For the fourth quarter, the holding company’s decline in organic growth barely sneaked back into single digits at 9.6%, with its decline for the full year hitting 11.9%.

The impact was felt across the board.

Over the full 2020 fiscal year, the global holding company was able to make organic gains in the healthcare discipline, reporting a 3.3% year-over-year increase, the only discipline to do so. However, that was pulled down by a 2% decline in Q4.

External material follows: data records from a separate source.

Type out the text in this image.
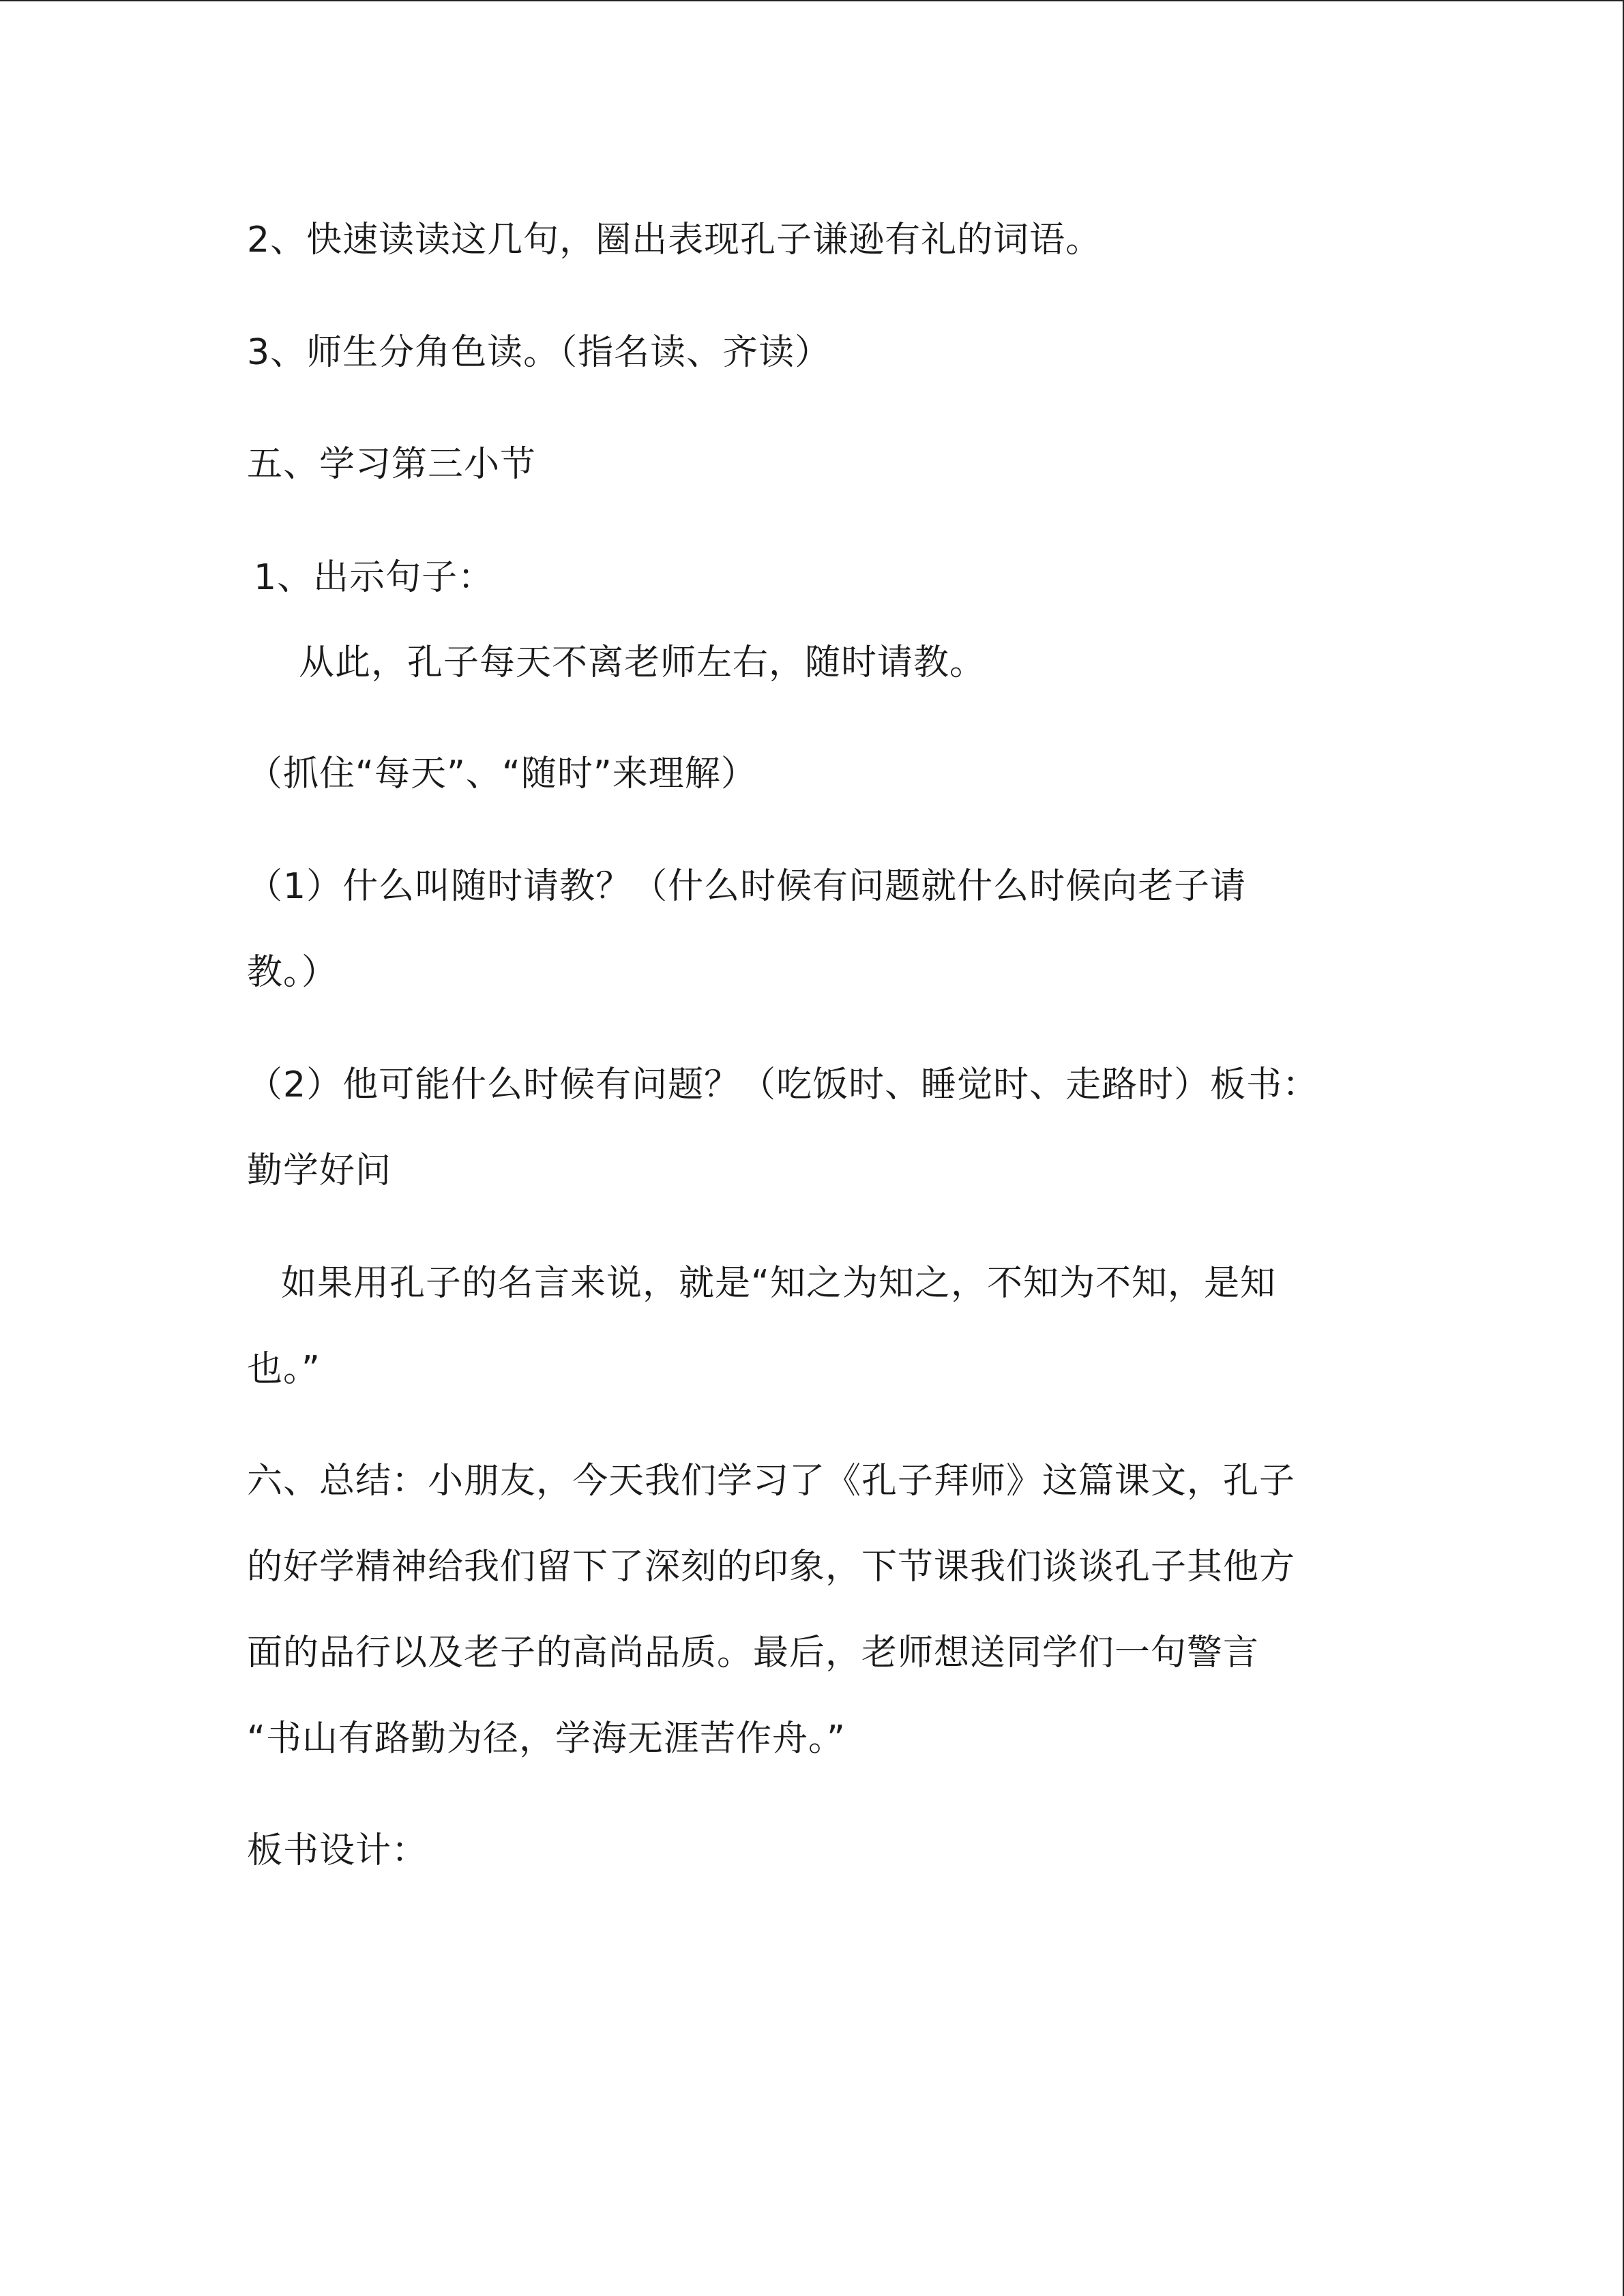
2、快速读读这几句，圈出表现孔子谦逊有礼的词语。
3、师生分角色读。（指名读、齐读）
五、学习第三小节
1、出示句子：
从此，孔子每天不离老师左右，随时请教。
（抓住“每天”、“随时”来理解）
（1）什么叫随时请教？（什么时候有问题就什么时候向老子请
教。）
（2）他可能什么时候有问题？（吃饭时、睡觉时、走路时）板书：
勤学好问
如果用孔子的名言来说，就是“知之为知之，不知为不知，是知
也。”
六、总结：小朋友，今天我们学习了《孔子拜师》这篇课文，孔子
的好学精神给我们留下了深刻的印象，下节课我们谈谈孔子其他方
面的品行以及老子的高尚品质。最后，老师想送同学们一句警言
“书山有路勤为径，学海无涯苦作舟。”
板书设计：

Elsewhere, organic growth in advertising went down by 9.7%, slightly better than the 12.2% decline it posted for the full year. CRM consumer experience and CRM execution and support (including services like field marketing, point-of-sale, sales support and merchandising) reporting decreases of 15.8% and 13.7% respectively. PR was flat, with a slight 0.2% increase, though was down by 4.2% for the full year.

The U.S. continues to represent Omnicom’s largest market by revenue, with organic growth dropping 9.4% in Q4 and 10.1% for the year. In the rest of North America, Q4 organic growth was only down by 3.2%, versus 10% for the full year.

Travel and entertainment continue to be hit hardest during the pandemic, reporting a 38.9% decline year-over-year, and a 30.6% decrease for the year. Education (down over 30% in Q4), oil, gas and utilities (26.8%), and financial services (15.5%) follow closely behind.

Due to continued public health efforts to help stave off the spread of COVID-19, Omnicom expects revenue reductions to continue through the first half of 2021.